A patient with high blood pressure presented to my office with a severe headache. She has a history of seasonal allergies. The patient is adherent to her medication regimen. In the office, her blood pressure was 210/120. Normally, her blood pressure on therapy is 125/78. What is happening and what should we do?
It turns out the patient was outside with her family watching fireworks. Her allergies to pollen acted up, and she took pseudoephedrine to help control her symptoms. A side effect of this medication is hypertension.
I see a referral population which can be very different from the general population that sees a primary care practitioner. That said, I have seen many high blood pressure patients on allergy medications that have had bad outcomes: stroke, heart attack, kidney problems, and malignant (life-threatening) hypertension.
Both perennial and seasonal allergies can be annoying for a person. Its usually easy to tell an untreated patient with allergies because they give you the “allergic salute” (people with allergic rhinitis often rubs their noses using the index finger).
Many over the counter therapies for allergic rhinitis can worsen a patient’s hypertension. For instance, phenylephrine, the active ingredient in Sudafed, can also increase a person’s blood pressure. In fact, most decongestants (drugs that shrink the swollen membranes in the nose) may cause hypertension.
The best therapy for allergies in a patient with high blood pressure is an intra-nasal steroid. Avoidance of the allergens, if possible, also helps.
A cost-effective, generic nasal steroid that is not absorbed by the body is called fluticasone propionate which is currently $60 dollars a month at drugstore.com. Other steroid inhalers are available, but these can get very pricey.
There are other medication options for those on an extremely tight budget. The Walmart $4 list includes loratadine, which you can obtain via a prescription from your doctor. The medicine is generic and is the same thing as over the counter Claritin. This medicine is extremely effective and is a great second-line or add on therapy to the intranasal corticosteroid.

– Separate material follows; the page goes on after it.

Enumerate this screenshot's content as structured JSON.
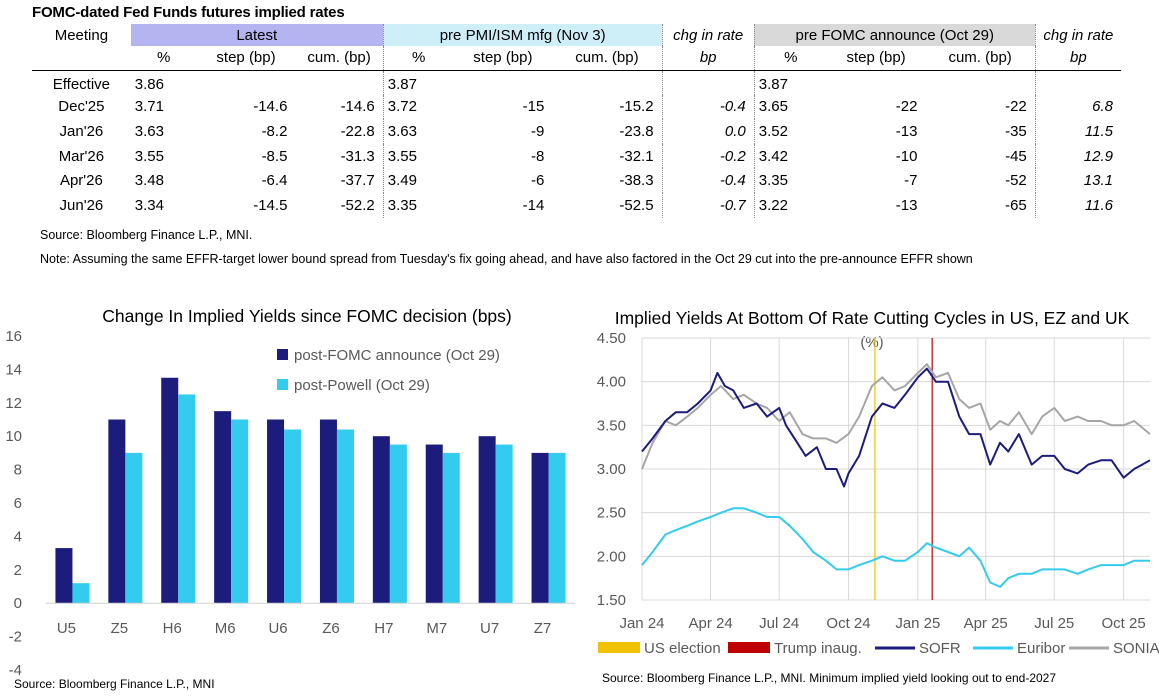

For those of you with hypertension and allergies who wish to try an over the counter nasal inhaler option, cromolyn sodium is available. Cromolyn stabilizes inflammatory cells which are involved in the allergy process. This medicine works. It is cost effective (around 12 dollars per inhaler), but the big downside here is that a person has to use it 4 times daily. I have found that many people are non-adherent to more than twice a day medication regimens. And if you don’t take the medication it won’t work. Therefore, Cromolyn is my third line therapy.
For those who do not like to take medication, nasal irrigation and saline sprays can be effective. Many of my patients find this form of therapy to be unappealing and give up on it quickly.
For the patient described here in the clinical vignette, I referred her back to her primary care physician for an allergy therapy assessment. I asked the patient to stop taking the pseudoephedrine and continue her current blood pressure medication therapy. Her blood pressure quickly returned to normal and with the help of her PCP (primary care physician), her allergies got better!